When it comes to real estate, low-interest rates at some point becomes a double edge sword, that affects both the value by making it easier to purchase thus driving up prices, and at the same time allowing more building to take place and increasing the supply. Often we reach or exceed demand, this eventually has a dampening effect on rents and people stop buying it as an "investment". Rents from real estate and the prices it brings when sold must appreciate more than the natural depreciation from the wear and tear from age or the main driver for owning it vanishes. Oversupply is the bane of real estate and crushes the value of this hard and expensive to maintain commodity. History has generally shown homes that are paid for and unleveraged to be a better than average place to store wealth when purchased for a good price, as to whether now is a good time to buy that is difficult to say. Currently, we are in uncharted waters and where this market is headed is anyone's guess, but one thing is certain it is not straight up.
How does the reality of a half-empty apartment complex and a slew of empty houses gel with what we hear about soaring rents, the demand for more housing, and more affordable housing? If you call it a recovery at least admit housing prices vary greatly across the nation. Only politicians in Washington would be silly enough to think that landlords who have to compete against subsidized housing would be eager to remain in the game or that someone working for a living enjoys paying more for an older apartment than someone on the dole who moves into a brand new unit for a fraction of the cost. By not rewarding those who do the right thing our current policies have a corrosive effect on both housing and society. Instead of creating policies to rebuild our cities and housing Washington has doled out low-interest money to Wall Street and home builders in an effort to kick-start the economy this has generated the illusion of growth and rising prices.

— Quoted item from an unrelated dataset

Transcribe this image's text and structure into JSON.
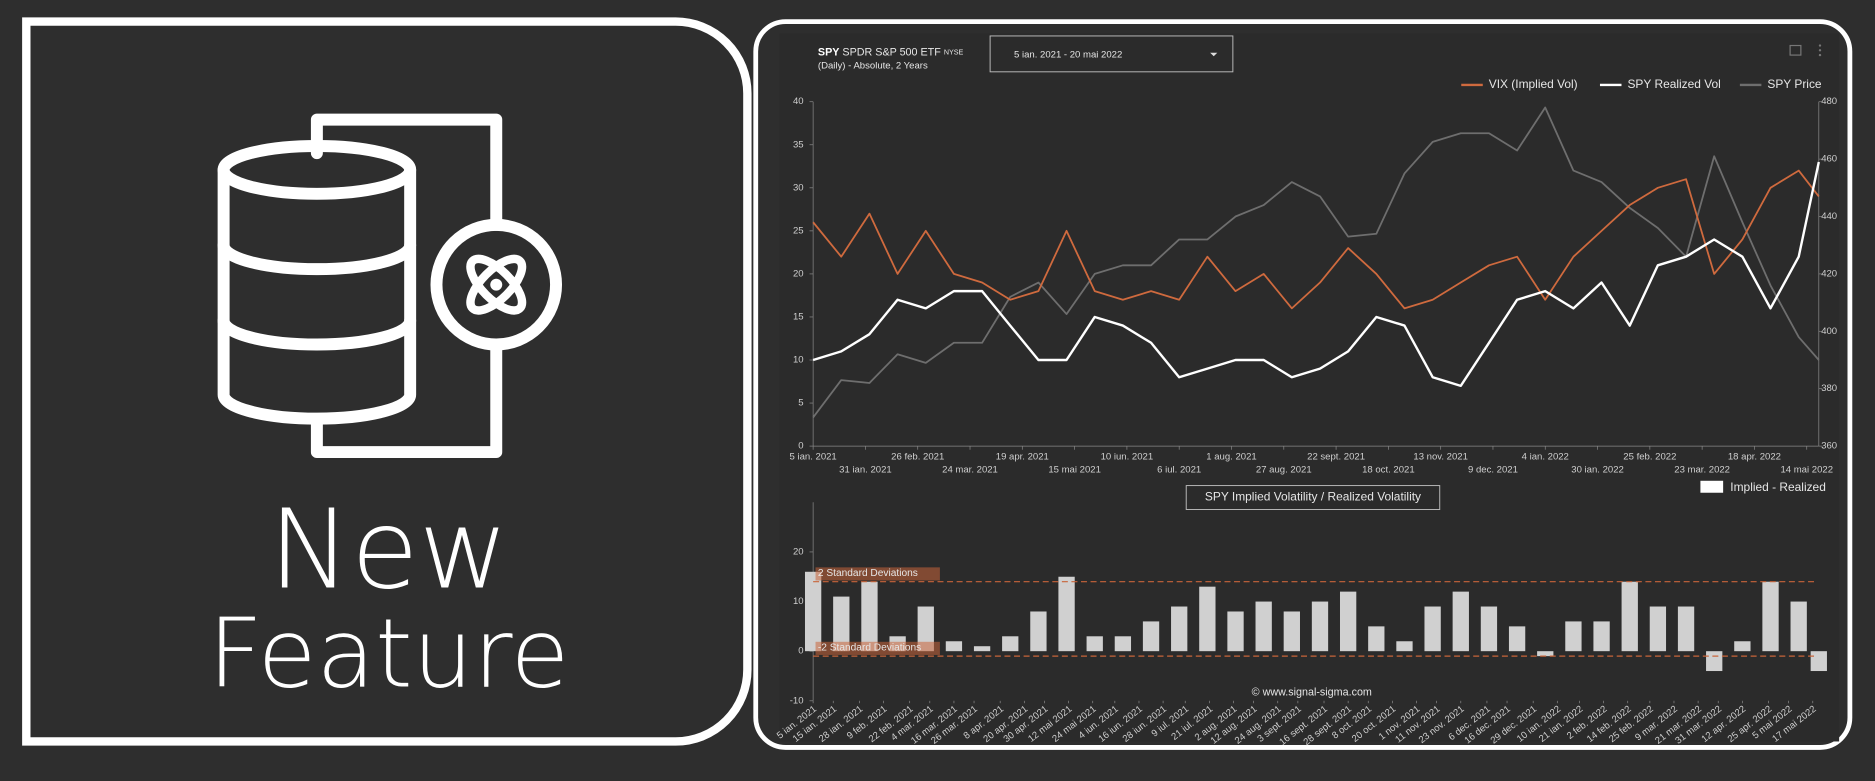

When people leave older neighborhoods and move to a new house in the suburbs enticed by current artificially low-interest rates they in effect hollow out our cities. America has built a lot of housing units over the years, now we must face the fact that they need to be maintained. The policy of putting people in older houses that they have no interest or knowledge in how to maintain causes those living around them to flee the area and brings about further decay. When offered the choice many people find moving easier than repairing and maintaining their homes or neighborhoods and low-interest rates power this trend forward. Policies should be geared toward creating jobs that maintain these units instead of making them prematurely obsolete. This is a flashing red light warning of danger ahead. By choosing the easy answers America has not faced its housing problems with long-term solutions and encouraging this bodes poorly for the future.